Formative assessment is based mainly on your seminar presentations, your essays, your answers to problematic questions or discussion pieces. The marks awarded by NCH academic staff are for guidance only and will not contribute to your degree classification. Your written submissions provide the opportunity for feedback from your lecturers to help you to develop your analytical and writing skills ahead of formally assessed essays and examinations. This is an opportunity to try out different ideas and approaches without the pressure of being ‘examined’. Formative assessment is also provided through computer marked assignments.
At the end of term, you will have a Collection in which you will receive verbal feedback from all of the Law lecturers who have been teaching you.
Summative assessment is provided in each subject by a three-hour unseen written paper examination (plus 15 minutes reading time) examined by the University of London. The exceptions to this are: Common Law Reasoning and Institutions and the Laws Dissertation optional course (Year 3) and the Laws Skills Portfolio.
You will study the University of London syllabus, and your examinations will be set and marked by the University. On successful completion of the course, you will be awarded a University of London degree. The LLB requires you to pass all of the examinations for each part or stage in a single examination sitting. If you failed one or more of the examinations in a part or stage, you would be required to take all the examinations for that part or stage again. You can sit the examinations a maximum of four times.
In order to be awarded an honours degree, you are required to have been examined in, and to have completed to the satisfaction of the University of London, twelve full modules or the equivalent.
A Skills Portfolio must be submitted to the University of London in the student’s third year to satisfy the requirements for obtaining a Qualifying Law Degree.

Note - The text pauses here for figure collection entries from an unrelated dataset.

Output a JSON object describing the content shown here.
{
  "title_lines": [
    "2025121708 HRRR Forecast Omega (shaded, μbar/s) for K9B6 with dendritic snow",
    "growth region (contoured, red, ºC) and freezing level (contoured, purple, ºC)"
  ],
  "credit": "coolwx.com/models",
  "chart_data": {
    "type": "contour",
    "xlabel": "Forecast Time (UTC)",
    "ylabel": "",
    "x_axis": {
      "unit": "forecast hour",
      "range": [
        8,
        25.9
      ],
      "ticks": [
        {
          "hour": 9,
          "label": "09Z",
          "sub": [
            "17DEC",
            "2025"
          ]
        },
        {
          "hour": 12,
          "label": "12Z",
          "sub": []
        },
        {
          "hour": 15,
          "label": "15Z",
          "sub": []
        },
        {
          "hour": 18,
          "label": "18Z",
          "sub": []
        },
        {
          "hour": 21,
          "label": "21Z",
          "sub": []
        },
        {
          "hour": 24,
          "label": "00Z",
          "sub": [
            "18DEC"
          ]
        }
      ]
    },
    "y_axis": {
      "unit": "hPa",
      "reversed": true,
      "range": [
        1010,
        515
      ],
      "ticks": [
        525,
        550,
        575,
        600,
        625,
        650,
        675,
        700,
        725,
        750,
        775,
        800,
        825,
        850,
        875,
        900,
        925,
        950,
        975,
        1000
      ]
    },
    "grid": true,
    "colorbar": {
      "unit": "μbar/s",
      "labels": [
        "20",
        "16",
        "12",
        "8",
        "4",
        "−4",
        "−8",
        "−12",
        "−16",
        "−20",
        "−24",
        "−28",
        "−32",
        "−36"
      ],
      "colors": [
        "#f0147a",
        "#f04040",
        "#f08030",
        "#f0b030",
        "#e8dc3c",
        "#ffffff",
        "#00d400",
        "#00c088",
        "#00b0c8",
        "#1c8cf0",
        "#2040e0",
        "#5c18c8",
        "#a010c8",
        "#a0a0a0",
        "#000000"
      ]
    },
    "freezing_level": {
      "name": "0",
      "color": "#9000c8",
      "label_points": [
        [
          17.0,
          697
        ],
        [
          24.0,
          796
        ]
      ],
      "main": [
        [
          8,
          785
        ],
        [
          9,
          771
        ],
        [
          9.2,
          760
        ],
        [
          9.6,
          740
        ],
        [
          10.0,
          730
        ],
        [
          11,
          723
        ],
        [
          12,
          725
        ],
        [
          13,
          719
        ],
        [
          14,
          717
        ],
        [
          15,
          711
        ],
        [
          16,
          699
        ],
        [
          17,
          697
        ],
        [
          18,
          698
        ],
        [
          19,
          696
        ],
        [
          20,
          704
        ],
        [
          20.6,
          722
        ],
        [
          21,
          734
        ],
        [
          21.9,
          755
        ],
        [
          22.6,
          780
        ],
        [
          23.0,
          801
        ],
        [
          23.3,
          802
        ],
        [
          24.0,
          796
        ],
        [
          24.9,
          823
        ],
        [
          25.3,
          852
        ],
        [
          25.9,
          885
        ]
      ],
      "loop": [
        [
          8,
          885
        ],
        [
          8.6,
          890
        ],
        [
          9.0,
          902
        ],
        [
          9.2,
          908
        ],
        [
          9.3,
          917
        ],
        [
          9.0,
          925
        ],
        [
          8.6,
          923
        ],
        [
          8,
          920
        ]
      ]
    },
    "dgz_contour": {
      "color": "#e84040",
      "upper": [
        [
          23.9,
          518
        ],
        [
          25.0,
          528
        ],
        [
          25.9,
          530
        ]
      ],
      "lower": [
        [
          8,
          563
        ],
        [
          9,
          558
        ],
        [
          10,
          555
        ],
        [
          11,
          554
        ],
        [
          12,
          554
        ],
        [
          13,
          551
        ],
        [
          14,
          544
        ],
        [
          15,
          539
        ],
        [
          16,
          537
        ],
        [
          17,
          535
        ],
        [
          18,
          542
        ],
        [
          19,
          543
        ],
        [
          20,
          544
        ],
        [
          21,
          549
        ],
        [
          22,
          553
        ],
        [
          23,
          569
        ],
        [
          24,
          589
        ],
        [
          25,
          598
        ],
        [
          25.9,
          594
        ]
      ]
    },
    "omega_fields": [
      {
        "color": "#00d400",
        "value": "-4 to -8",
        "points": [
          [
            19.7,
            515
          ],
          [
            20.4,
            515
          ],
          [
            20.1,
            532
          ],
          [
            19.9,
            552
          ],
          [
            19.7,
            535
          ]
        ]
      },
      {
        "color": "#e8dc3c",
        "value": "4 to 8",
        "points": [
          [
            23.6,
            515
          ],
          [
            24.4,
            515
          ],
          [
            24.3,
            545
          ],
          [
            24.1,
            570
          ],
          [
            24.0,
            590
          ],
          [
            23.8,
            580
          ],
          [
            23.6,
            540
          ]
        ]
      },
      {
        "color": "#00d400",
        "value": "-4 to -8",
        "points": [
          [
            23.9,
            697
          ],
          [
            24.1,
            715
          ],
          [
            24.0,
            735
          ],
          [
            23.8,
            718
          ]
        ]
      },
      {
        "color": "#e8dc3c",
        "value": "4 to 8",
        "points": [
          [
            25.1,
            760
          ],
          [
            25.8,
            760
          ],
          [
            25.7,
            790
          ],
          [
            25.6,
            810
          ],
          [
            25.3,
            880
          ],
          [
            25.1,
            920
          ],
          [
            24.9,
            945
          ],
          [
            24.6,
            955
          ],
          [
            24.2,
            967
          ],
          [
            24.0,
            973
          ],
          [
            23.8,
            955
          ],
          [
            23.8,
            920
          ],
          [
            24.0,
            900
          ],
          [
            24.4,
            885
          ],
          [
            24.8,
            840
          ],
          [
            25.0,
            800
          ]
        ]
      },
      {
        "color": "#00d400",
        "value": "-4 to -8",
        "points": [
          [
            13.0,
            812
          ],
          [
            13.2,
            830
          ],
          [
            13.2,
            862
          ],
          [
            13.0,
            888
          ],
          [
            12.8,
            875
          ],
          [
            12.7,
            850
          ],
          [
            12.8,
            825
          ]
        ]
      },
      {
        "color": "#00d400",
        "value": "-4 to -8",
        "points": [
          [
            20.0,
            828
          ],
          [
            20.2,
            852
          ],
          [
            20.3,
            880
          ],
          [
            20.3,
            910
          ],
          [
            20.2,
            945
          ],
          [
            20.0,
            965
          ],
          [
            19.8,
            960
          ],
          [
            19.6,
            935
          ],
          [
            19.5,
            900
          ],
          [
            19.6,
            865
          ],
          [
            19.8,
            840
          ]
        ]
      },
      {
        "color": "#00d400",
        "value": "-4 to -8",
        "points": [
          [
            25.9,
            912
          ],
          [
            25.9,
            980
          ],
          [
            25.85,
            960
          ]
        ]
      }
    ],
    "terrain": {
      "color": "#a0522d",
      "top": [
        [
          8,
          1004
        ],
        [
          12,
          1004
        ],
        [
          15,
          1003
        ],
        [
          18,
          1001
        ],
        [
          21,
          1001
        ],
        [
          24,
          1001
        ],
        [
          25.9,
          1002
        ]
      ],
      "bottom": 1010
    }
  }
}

If you plan to use your degree to pursue a career as a solicitor or barrister in a different jurisdiction (other than England and Wales), you need to check the rules for that jurisdiction, especially required modules and other points, such as the maximum number of times that you can sit the examinations. It will be your responsibility to meet these requirements, so you should check with the regulator in the jurisdiction where you hope to qualify as a lawyer before you apply.